Illinois district adds security with network monitor

The network design for Illinois’s Bloomington Public School System is somewhat unusual.Bloomington’s Systems Administrator Jason Radford equates the public school’s 98% virtual traffic network to the Wild West, unlike modern corporate environments which tend to have straight and narrow paths.The IT Department services technology needs across 10 sites for three primary groups:students, teachers, and faculty.With the multi-directional traffic and with the laws governing student cyber safety, the ability to monitor and trace network activity is vital.

With student cyber security a constant priority, user complaints of suspicious activity are taken seriously.When a user contacted the IT Department complaining of suspicious PC behavior regarding slow response time and unrequested pop-ups, the IT team dispatched a technician who confirmed the machine was infected with a virus called “AV2009” that wasn’t caught by the anti-virus software they had been using.The virus was reaching out to botnet websites and was sending email to further propagate itself.In a short time, the virus infected over 100 machines.

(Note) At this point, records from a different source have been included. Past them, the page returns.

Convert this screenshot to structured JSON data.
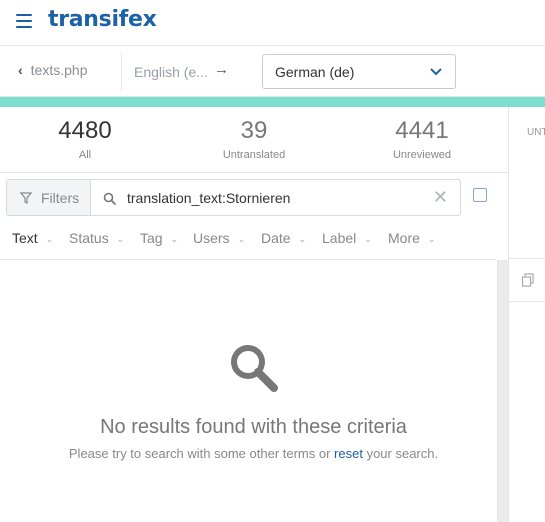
{
  "header": {
    "logo": "transifex"
  },
  "breadcrumb": {
    "back_label": "texts.php",
    "source_lang": "English (e...",
    "target_lang": "German (de)"
  },
  "stats": [
    {
      "value": "4480",
      "label": "All"
    },
    {
      "value": "39",
      "label": "Untranslated"
    },
    {
      "value": "4441",
      "label": "Unreviewed"
    }
  ],
  "side_panel": {
    "tab_label": "UNT"
  },
  "search": {
    "filters_label": "Filters",
    "query": "translation_text:Stornieren",
    "clear_glyph": "✕"
  },
  "filter_tabs": [
    "Text",
    "Status",
    "Tag",
    "Users",
    "Date",
    "Label",
    "More"
  ],
  "empty_state": {
    "title": "No results found with these criteria",
    "sub_before": "Please try to search with some other terms or ",
    "sub_link": "reset",
    "sub_after": " your search."
  },
  "colors": {
    "brand": "#1d62a7",
    "progress": "#7ddfcf"
  }
}
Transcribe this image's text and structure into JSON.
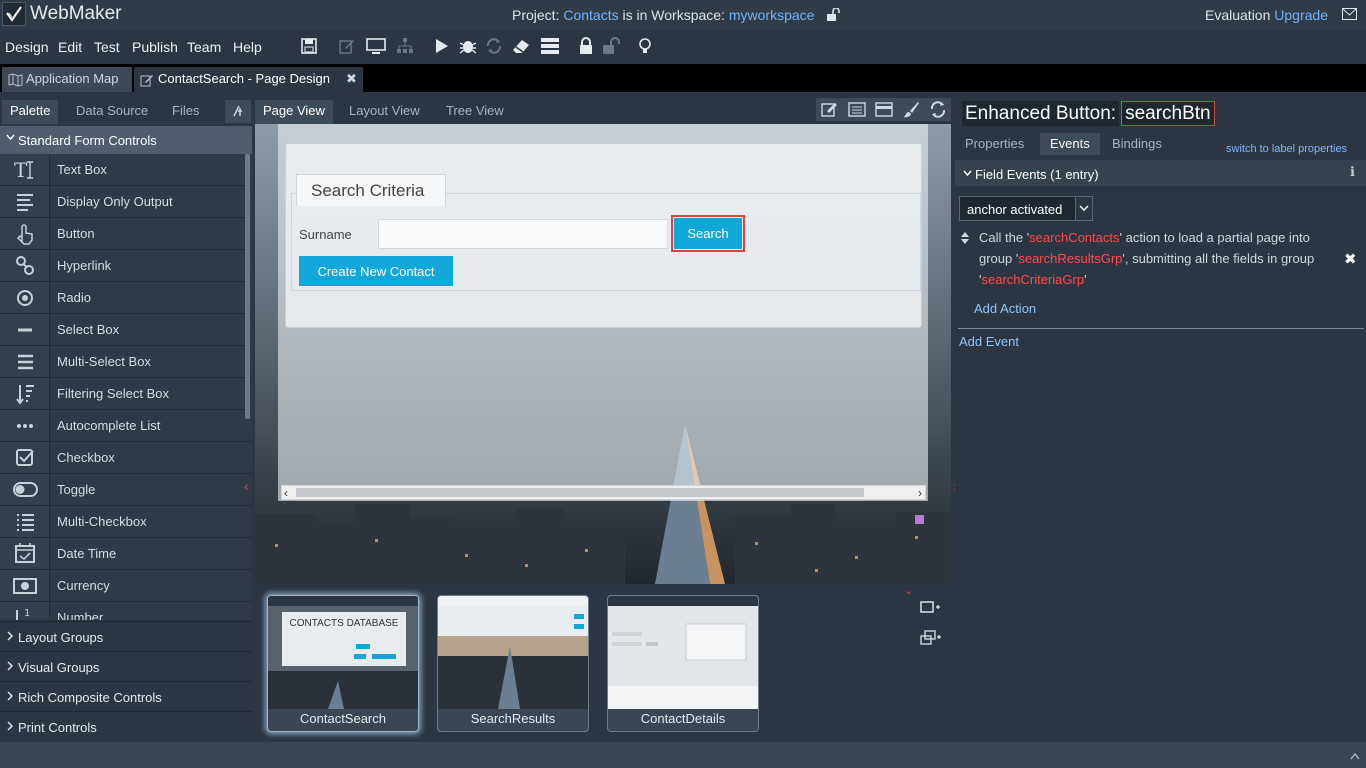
{
  "app": {
    "name": "WebMaker"
  },
  "header": {
    "project_prefix": "Project:",
    "project_name": "Contacts",
    "project_mid": "is in Workspace:",
    "workspace": "myworkspace",
    "evaluation": "Evaluation",
    "upgrade": "Upgrade"
  },
  "menu": [
    "Design",
    "Edit",
    "Test",
    "Publish",
    "Team",
    "Help"
  ],
  "toolbar_icons": [
    "save-icon",
    "edit-icon",
    "monitor-icon",
    "hierarchy-icon",
    "play-icon",
    "bug-icon",
    "refresh-icon",
    "eraser-icon",
    "server-icon",
    "lock-icon",
    "unlock-icon",
    "lightbulb-icon"
  ],
  "tabs": [
    {
      "label": "Application Map"
    },
    {
      "label": "ContactSearch - Page Design"
    }
  ],
  "left_panel": {
    "tabs": [
      "Palette",
      "Data Source",
      "Files"
    ],
    "section": "Standard Form Controls",
    "items": [
      {
        "label": "Text Box",
        "icon": "textbox-icon"
      },
      {
        "label": "Display Only Output",
        "icon": "display-output-icon"
      },
      {
        "label": "Button",
        "icon": "button-hand-icon"
      },
      {
        "label": "Hyperlink",
        "icon": "hyperlink-icon"
      },
      {
        "label": "Radio",
        "icon": "radio-icon"
      },
      {
        "label": "Select Box",
        "icon": "select-icon"
      },
      {
        "label": "Multi-Select Box",
        "icon": "multiselect-icon"
      },
      {
        "label": "Filtering Select Box",
        "icon": "filter-select-icon"
      },
      {
        "label": "Autocomplete List",
        "icon": "autocomplete-icon"
      },
      {
        "label": "Checkbox",
        "icon": "checkbox-icon"
      },
      {
        "label": "Toggle",
        "icon": "toggle-icon"
      },
      {
        "label": "Multi-Checkbox",
        "icon": "multicheckbox-icon"
      },
      {
        "label": "Date Time",
        "icon": "calendar-icon"
      },
      {
        "label": "Currency",
        "icon": "currency-icon"
      },
      {
        "label": "Number",
        "icon": "number-icon"
      }
    ],
    "groups": [
      "Layout Groups",
      "Visual Groups",
      "Rich Composite Controls",
      "Print Controls"
    ]
  },
  "center": {
    "view_tabs": [
      "Page View",
      "Layout View",
      "Tree View"
    ],
    "form": {
      "legend": "Search Criteria",
      "surname_label": "Surname",
      "surname_value": "",
      "search_button": "Search",
      "create_button": "Create New Contact"
    },
    "thumbnails": [
      {
        "label": "ContactSearch",
        "heading": "CONTACTS DATABASE"
      },
      {
        "label": "SearchResults"
      },
      {
        "label": "ContactDetails"
      }
    ]
  },
  "right_panel": {
    "title_prefix": "Enhanced Button:",
    "title_name": "searchBtn",
    "tabs": [
      "Properties",
      "Events",
      "Bindings"
    ],
    "switch_link": "switch to label properties",
    "field_events_header": "Field Events (1 entry)",
    "event_select": "anchor activated",
    "action": {
      "p1": "Call the '",
      "action_name": "searchContacts",
      "p2": "' action to load a partial page into group '",
      "group1": "searchResultsGrp",
      "p3": "', submitting all the fields in group '",
      "group2": "searchCriteriaGrp",
      "p4": "'"
    },
    "add_action": "Add Action",
    "add_event": "Add Event"
  }
}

Upon discovering the nature of the virus, Radford suggested using their new NetFlow analysis software to pinpoint it.NetFlow technology monitors and records all IP traffic passing through the supported router or switch. Prior to this development, IT administrators could see how much traffic was on a network, but they couldn’t see what kind of traffic it was. NetFlow collectors gather and analyze the flow packets for data then present that data in graphical format, providing detailed trending and measurement of network traffic.

From their centralized data center location, Radford’s team used their NetFlow collector to create filters for SMTP and specific subnets trying to hit known botnet sites.In less than an hour, they isolated every single infected machine and dispatched IT SWAT teams armed with a the collector’s report.“Before enabling NetFlow, we had very little visibility,” Radford explained.“There is no question that it would have taken a lot longer to catch every infected computer without Scrutinizer.”

Radford’s IT team uses the software’s NetFlow analysis on a daily basis to verify that connection thresholds aren’t exceeded, and to provide overall metrics for bandwidth utilization to traffic anomalies.Their primarily virtual processes rely on internet connectivity in all fields, from classroom instruction to food service operations.Online video streaming requires large amounts of bandwidth- not just for the 50 security cameras in each building, but also for educational instruction through video sites like YouTube.NetFlow analysis allows the IT Department to not only pinpoint traffic that is prohibited by school policy, but it also allows the team to increase bandwidth for accessing permitted sites for legitimate educational needs.“Visibility is everything to us so that we can correct problems on our network,” Radford said.

The Bloomington Public Schools System pushes the envelope with educational network traffic configuration.They serve 9,000 students in 10 separate locations for pre-kindergarten through high school.These locations are interconnected through a Metro TLS Ethernet network then linked to a central data center with an all-Cisco network.The Bloomington School system was the first school district in the nation to get a Cisco Nexus 7000 switch and a Cisco UCS server.

Few schools have this type of infrastructure and primarily virtual nature.Radford said that this type of setup allows multiple points of entry, which demand tools to ensure security.“The Scrutinizer product has changed our processes.It lets us drill down to any type of traffic, anywhere on the network, so we can quickly provide answers to what is going on and why.”